Proteste a Bogotà contro le violenze della polizia. @lapresse

 

L’indignazione della popolazione generata dall’ennesimo scandalo che ha coinvolto il governo e l’apparato militare si è sommata alla rabbia di studenti, sindacati, collettivi e organizzazioni indigene nei confronti delle riforme neoliberali e della continua violenza che colpisce i leader sociali e gli ex-combattenti e ha portato alle grandi mobilitazioni del passato novembre. Milioni di persone si sono riversate in strada fronteggiando le squadre speciali della polizia antisommossa e resistendo alla militarizzazione e al coprifuoco indetto in diverse città. La già debole leadership di Ivan Duque è stata inoltre travolta dalle recenti inchieste giudiziarie e dalla nuova ondata di proteste contro la violenza della polizia. Durante questo periodo di instabilità politica i massacri sono andati aumentando così come gli omicidi di attiviste e leader sociali. Secondo la ricostruzione di Claudia Duque l’omicidio di Mario Paciolla si inserisce in questo contesto, come “il prezzo da pagare per la caduta di un ministro”.

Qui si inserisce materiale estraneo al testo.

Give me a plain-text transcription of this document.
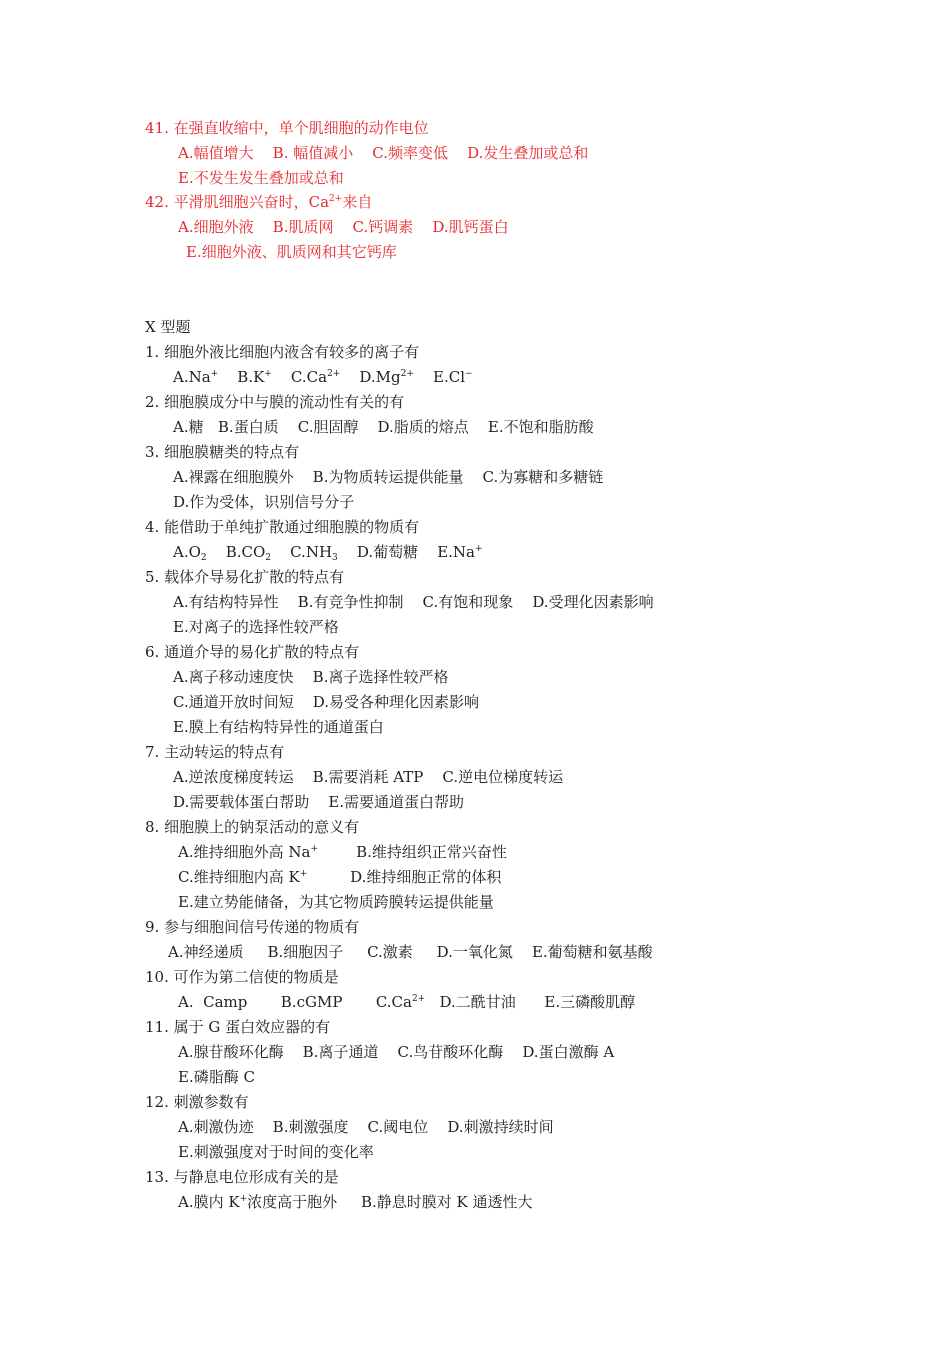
41. 在强直收缩中，单个肌细胞的动作电位
A.幅值增大    B. 幅值减小    C.频率变低    D.发生叠加或总和
E.不发生发生叠加或总和
42. 平滑肌细胞兴奋时，$Ca^{2+}$来自
A.细胞外液    B.肌质网    C.钙调素    D.肌钙蛋白
E.细胞外液、肌质网和其它钙库
X 型题
1. 细胞外液比细胞内液含有较多的离子有
A.Na+ B.K+ $C.Ca^{2+}$ $D.Mg^{2+}$ E.Cl−
2. 细胞膜成分中与膜的流动性有关的有
A.糖   B.蛋白质    C.胆固醇    D.脂质的熔点    E.不饱和脂肪酸
3. 细胞膜糖类的特点有
A.裸露在细胞膜外    B.为物质转运提供能量    C.为寡糖和多糖链
D.作为受体，识别信号分子
4. 能借助于单纯扩散通过细胞膜的物质有
$A.O_2$ $B.CO_2$ $C.NH_3$ D.葡萄糖 E.Na+
5. 载体介导易化扩散的特点有
A.有结构特异性    B.有竞争性抑制    C.有饱和现象    D.受理化因素影响
E.对离子的选择性较严格
6. 通道介导的易化扩散的特点有
A.离子移动速度快    B.离子选择性较严格
C.通道开放时间短    D.易受各种理化因素影响
E.膜上有结构特异性的通道蛋白
7. 主动转运的特点有
A.逆浓度梯度转运    B.需要消耗 ATP    C.逆电位梯度转运
D.需要载体蛋白帮助    E.需要通道蛋白帮助
8. 细胞膜上的钠泵活动的意义有
A.维持细胞外高 Na+	B.维持组织正常兴奋性
C.维持细胞内高 K+	D.维持细胞正常的体积
E.建立势能储备，为其它物质跨膜转运提供能量
9. 参与细胞间信号传递的物质有
A.神经递质     B.细胞因子     C.激素     D.一氧化氮    E.葡萄糖和氨基酸
10. 可作为第二信使的物质是
A.  Camp B.cGMP $C.Ca^{2+}$ D.二酰甘油 E.三磷酸肌醇
11. 属于 G 蛋白效应器的有
A.腺苷酸环化酶    B.离子通道    C.鸟苷酸环化酶    D.蛋白激酶 A
E.磷脂酶 C
12. 刺激参数有
A.刺激伪迹    B.刺激强度    C.阈电位    D.刺激持续时间
E.刺激强度对于时间的变化率
13. 与静息电位形成有关的是
A.膜内 K+浓度高于胞外 B.静息时膜对 K 通透性大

RESTA DA CAPIRE cosa sia successo esattamente tra il 10 e il 15 luglio, ovvero tra l’inizio delle telefonate di Mario alla sua famiglia, a cui manifestava la sua apprensione, e il giorno della sua morte. Perché se è vero che Mario si sentiva in pericolo già da diversi mesi, tanto da chiedere il trasferimento già a gennaio 2020, qualcosa negli ultimi giorni lo aveva sconvolto a tal punto da anticipare il suo ritorno a casa a poche settimane dalla fine della sua Missione. Qualcosa di grave potrebbe essere successo durante una delle ultime riunioni con i suoi colleghi dell’Onu ma il silenzio pubblico delle Nazioni Unite ad oggi non permette ricostruire gli ultimi giorni di Mario Paciolla.